I'm trying to read a Excel file (.xlsx) and I'm getting the error "IndexError: list index out of range". My code is simple:
import pandas as pd
pd.read_excel(r'M:\PUBLIC\Felipe Dias\ONS\DIARIO_16-11-2021.xlsx')
The error:
  File "<ipython-input-16-fd0112985376>", line 2, in <module>
    pd.read_excel(r'M:\PUBLIC\Felipe Dias\ONS\DIARIO_16-11-2021.xlsx')
  File "C:\Users\Felipe.dias\Anaconda3\lib\site-packages\pandas\util\_decorators.py", line 311, in wrapper
    return func(*args, **kwargs)
  File "C:\Users\Felipe.dias\Anaconda3\lib\site-packages\pandas\io\excel\_base.py", line 364, in read_excel
    io = ExcelFile(io, storage_options=storage_options, engine=engine)
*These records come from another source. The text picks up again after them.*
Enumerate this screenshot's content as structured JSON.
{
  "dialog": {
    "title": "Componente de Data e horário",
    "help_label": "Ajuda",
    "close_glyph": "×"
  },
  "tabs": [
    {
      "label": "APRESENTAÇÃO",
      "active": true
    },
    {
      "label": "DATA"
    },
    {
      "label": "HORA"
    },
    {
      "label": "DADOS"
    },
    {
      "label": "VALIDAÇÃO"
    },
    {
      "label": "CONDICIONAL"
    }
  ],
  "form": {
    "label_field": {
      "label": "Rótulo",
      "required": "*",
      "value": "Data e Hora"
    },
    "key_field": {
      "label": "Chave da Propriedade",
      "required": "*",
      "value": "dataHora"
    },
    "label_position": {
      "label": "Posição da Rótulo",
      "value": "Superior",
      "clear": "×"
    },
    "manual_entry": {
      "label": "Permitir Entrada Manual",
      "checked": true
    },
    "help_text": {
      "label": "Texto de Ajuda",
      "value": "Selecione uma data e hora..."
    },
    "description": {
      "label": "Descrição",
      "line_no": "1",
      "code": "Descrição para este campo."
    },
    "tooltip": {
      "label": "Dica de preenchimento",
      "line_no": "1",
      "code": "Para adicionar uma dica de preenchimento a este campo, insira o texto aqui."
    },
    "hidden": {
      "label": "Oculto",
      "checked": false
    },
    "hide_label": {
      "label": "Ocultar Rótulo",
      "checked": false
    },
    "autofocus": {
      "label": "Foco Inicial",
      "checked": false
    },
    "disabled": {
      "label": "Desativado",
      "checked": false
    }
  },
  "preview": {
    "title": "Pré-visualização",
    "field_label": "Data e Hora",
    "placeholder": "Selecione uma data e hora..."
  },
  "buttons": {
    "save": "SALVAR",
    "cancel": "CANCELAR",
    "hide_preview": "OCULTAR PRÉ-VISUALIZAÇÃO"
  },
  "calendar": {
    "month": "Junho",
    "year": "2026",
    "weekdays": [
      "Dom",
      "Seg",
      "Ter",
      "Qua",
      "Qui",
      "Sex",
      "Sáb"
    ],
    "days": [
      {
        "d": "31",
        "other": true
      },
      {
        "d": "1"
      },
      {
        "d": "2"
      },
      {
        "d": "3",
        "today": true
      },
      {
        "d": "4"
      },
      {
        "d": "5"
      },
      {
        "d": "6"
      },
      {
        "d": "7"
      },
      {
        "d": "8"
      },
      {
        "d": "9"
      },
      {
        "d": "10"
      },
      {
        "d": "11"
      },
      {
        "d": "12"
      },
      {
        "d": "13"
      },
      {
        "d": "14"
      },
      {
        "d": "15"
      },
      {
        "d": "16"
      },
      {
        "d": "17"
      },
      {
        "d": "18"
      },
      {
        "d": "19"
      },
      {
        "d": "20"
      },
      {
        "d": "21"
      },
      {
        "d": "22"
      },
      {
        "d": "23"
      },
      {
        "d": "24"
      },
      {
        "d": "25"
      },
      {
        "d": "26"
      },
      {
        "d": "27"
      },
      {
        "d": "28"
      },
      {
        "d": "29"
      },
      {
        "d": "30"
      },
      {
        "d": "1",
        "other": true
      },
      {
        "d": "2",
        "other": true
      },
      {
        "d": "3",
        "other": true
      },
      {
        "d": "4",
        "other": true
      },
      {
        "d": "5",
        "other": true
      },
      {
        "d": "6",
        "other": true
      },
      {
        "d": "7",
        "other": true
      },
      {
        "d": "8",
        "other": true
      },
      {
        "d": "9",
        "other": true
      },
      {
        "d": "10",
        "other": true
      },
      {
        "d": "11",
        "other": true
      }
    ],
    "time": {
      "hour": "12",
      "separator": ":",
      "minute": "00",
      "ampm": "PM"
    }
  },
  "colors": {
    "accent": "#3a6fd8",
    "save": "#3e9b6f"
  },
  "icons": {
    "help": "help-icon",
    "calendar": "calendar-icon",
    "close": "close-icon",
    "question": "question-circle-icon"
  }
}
  File "C:\Users\Felipe.dias\Anaconda3\lib\site-packages\pandas\io\excel\_base.py", line 1233, in __init__
    self._reader = self._engines[engine](self._io, storage_options=storage_options)
  File "C:\Users\Felipe.dias\Anaconda3\lib\site-packages\pandas\io\excel\_openpyxl.py", line 522, in __init__
    super().__init__(filepath_or_buffer, storage_options=storage_options)
  File "C:\Users\Felipe.dias\Anaconda3\lib\site-packages\pandas\io\excel\_base.py", line 420, in __init__
    self.book = self.load_workbook(self.handles.handle)
  File "C:\Users\Felipe.dias\Anaconda3\lib\site-packages\pandas\io\excel\_openpyxl.py", line 533, in load_workbook
    return load_workbook(
  File "C:\Users\Felipe.dias\Anaconda3\lib\site-packages\openpyxl\reader\excel.py", line 317, in load_workbook
    reader.read()
  File "C:\Users\Felipe.dias\Anaconda3\lib\site-packages\openpyxl\reader\excel.py", line 281, in read
    apply_stylesheet(self.archive, self.wb)
  File "C:\Users\Felipe.dias\Anaconda3\lib\site-packages\openpyxl\styles\stylesheet.py", line 198, in apply_stylesheet
    stylesheet = Stylesheet.from_tree(node)
  File "C:\Users\Felipe.dias\Anaconda3\lib\site-packages\openpyxl\styles\stylesheet.py", line 103, in from_tree
    return super(Stylesheet, cls).from_tree(node)
  File "C:\Users\Felipe.dias\Anaconda3\lib\site-packages\openpyxl\descriptors\serialisable.py", line 103, in from_tree
    return cls(**attrib)
  File "C:\Users\Felipe.dias\Anaconda3\lib\site-packages\openpyxl\styles\stylesheet.py", line 94, in __init__
    self.named_styles = self._merge_named_styles()
  File "C:\Users\Felipe.dias\Anaconda3\lib\site-packages\openpyxl\styles\stylesheet.py", line 114, in _merge_named_styles
    self._expand_named_style(style)
  File "C:\Users\Felipe.dias\Anaconda3\lib\site-packages\openpyxl\styles\stylesheet.py", line 124, in _expand_named_style
    xf = self.cellStyleXfs[named_style.xfId]
  File "C:\Users\Felipe.dias\Anaconda3\lib\site-packages\openpyxl\styles\cell_style.py", line 185, in __getitem__
    return self.xf[idx]
IndexError: list index out of range
Maybe the Excel file is not proberly formatted, as stated here and here. But when I manually save the Excel file, the file is a "Excel Workbook (*.xlsx)" not a "Strict XML Open Spreadsheet", like in those other questions:
Print Screen: saving the Excel file manually
I downloaded this file from the web, so maybe the file is broken, but I don't know how to check it.
Thanks for your attention!
Edit 1:
Here is a print screen from the website's HTML
I don't know HTML, but I found strange that the file id is "xls-link" and its href is "./Html/DIARIO_16-11-2021.xlsx".
Like @Wayne said, when he downloaded the file, it came as .xls. After reading this answer, I tried running
pd.read_excel(r'M:\PUBLIC\Felipe Dias\ONS\DIARIO_16-11-2021.xls')
And got the error "[Errno 2] No such file or directory: 'M:\PUBLIC\Felipe Dias\ONS\DIARIO_16-11-2021.xls' "
Then I tried to open the file manually and save it as .xls. After running the code above, it actually worked!
But now my problem is: I will have to manually open and save as .xls all +5000 daily files that I need, which is a tedious quest. Does anyone know how I could do this automatically (without actually open it, because I still can't figure it out)?